UC Riverside

In a joint effort with my advisor, we study stability of reconstruction in current density impedance imaging (CDII), that is, the inverse problem of recovering the conductivity of a body from the measurement of the magnitude of the current density vector field in the interior of the object. Our results show that CDII is stable with respect to errors in interior measurements of the current density vector field, and confirm the stability of reconstruction which was previously observed in numerical simulations, and was long believed to be the case. Next, we show that CDII is stable with respect to errors in both measurement of the magnitude of the current density vector field in the interior and the measurement of the voltage potential on the boundary. This completes the authors study of the global stability of Current Density Independence Imaging. These results are accomplished through analysis on a related functional from the so-called least gradient problem as well as geometric arguments on the level sets of the induced voltage potential function. These geometric arguments are dependent upon some ad hoc conditions which are shown to be guaranteed by reasonable sufficient conditions.
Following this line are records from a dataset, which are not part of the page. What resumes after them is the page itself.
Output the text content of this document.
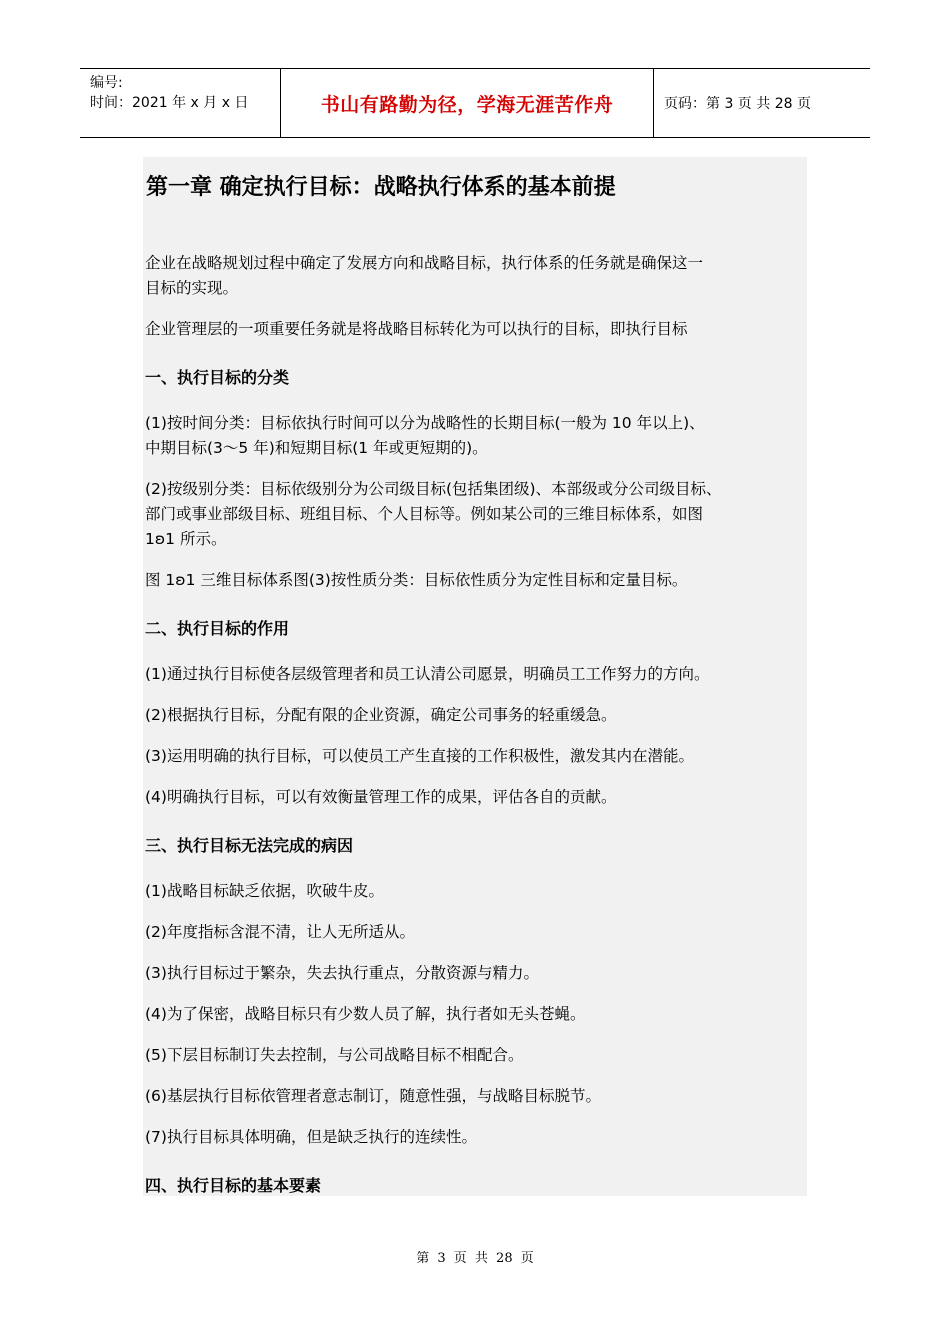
编号:
时间：2021 年 x 月 x 日	书山有路勤为径，学海无涯苦作舟	页码：第 3 页 共 28 页
第一章 确定执行目标：战略执行体系的基本前提
企业在战略规划过程中确定了发展方向和战略目标，执行体系的任务就是确保这一
目标的实现。
企业管理层的一项重要任务就是将战略目标转化为可以执行的目标，即执行目标
一、执行目标的分类
(1)按时间分类：目标依执行时间可以分为战略性的长期目标(一般为 10 年以上)、
中期目标(3～5 年)和短期目标(1 年或更短期的)。
(2)按级别分类：目标依级别分为公司级目标(包括集团级)、本部级或分公司级目标、
部门或事业部级目标、班组目标、个人目标等。例如某公司的三维目标体系，如图
1ʚ1 所示。
图 1ʚ1 三维目标体系图(3)按性质分类：目标依性质分为定性目标和定量目标。
二、执行目标的作用
(1)通过执行目标使各层级管理者和员工认清公司愿景，明确员工工作努力的方向。
(2)根据执行目标，分配有限的企业资源，确定公司事务的轻重缓急。
(3)运用明确的执行目标，可以使员工产生直接的工作积极性，激发其内在潜能。
(4)明确执行目标，可以有效衡量管理工作的成果，评估各自的贡献。
三、执行目标无法完成的病因
(1)战略目标缺乏依据，吹破牛皮。
(2)年度指标含混不清，让人无所适从。
(3)执行目标过于繁杂，失去执行重点，分散资源与精力。
(4)为了保密，战略目标只有少数人员了解，执行者如无头苍蝇。
(5)下层目标制订失去控制，与公司战略目标不相配合。
(6)基层执行目标依管理者意志制订，随意性强，与战略目标脱节。
(7)执行目标具体明确，但是缺乏执行的连续性。
四、执行目标的基本要素
第 3 页 共 28 页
Additionally, we study the Inverse Sturm-Liouville problem which is the problem of reconstructing the coefficient function $q$ from the second order elliptic differential operator $-\nabla + q$ using the boundary spectral data. While there are several results in one dimension and higher dimensions using complete spectral data and even finitely many terms omitted, none have explored results for a subsequence of spectral data. We aim to establish such results in one dimension and higher dimensions by using the asymptotic behavior of eigenfunctions on the boundary.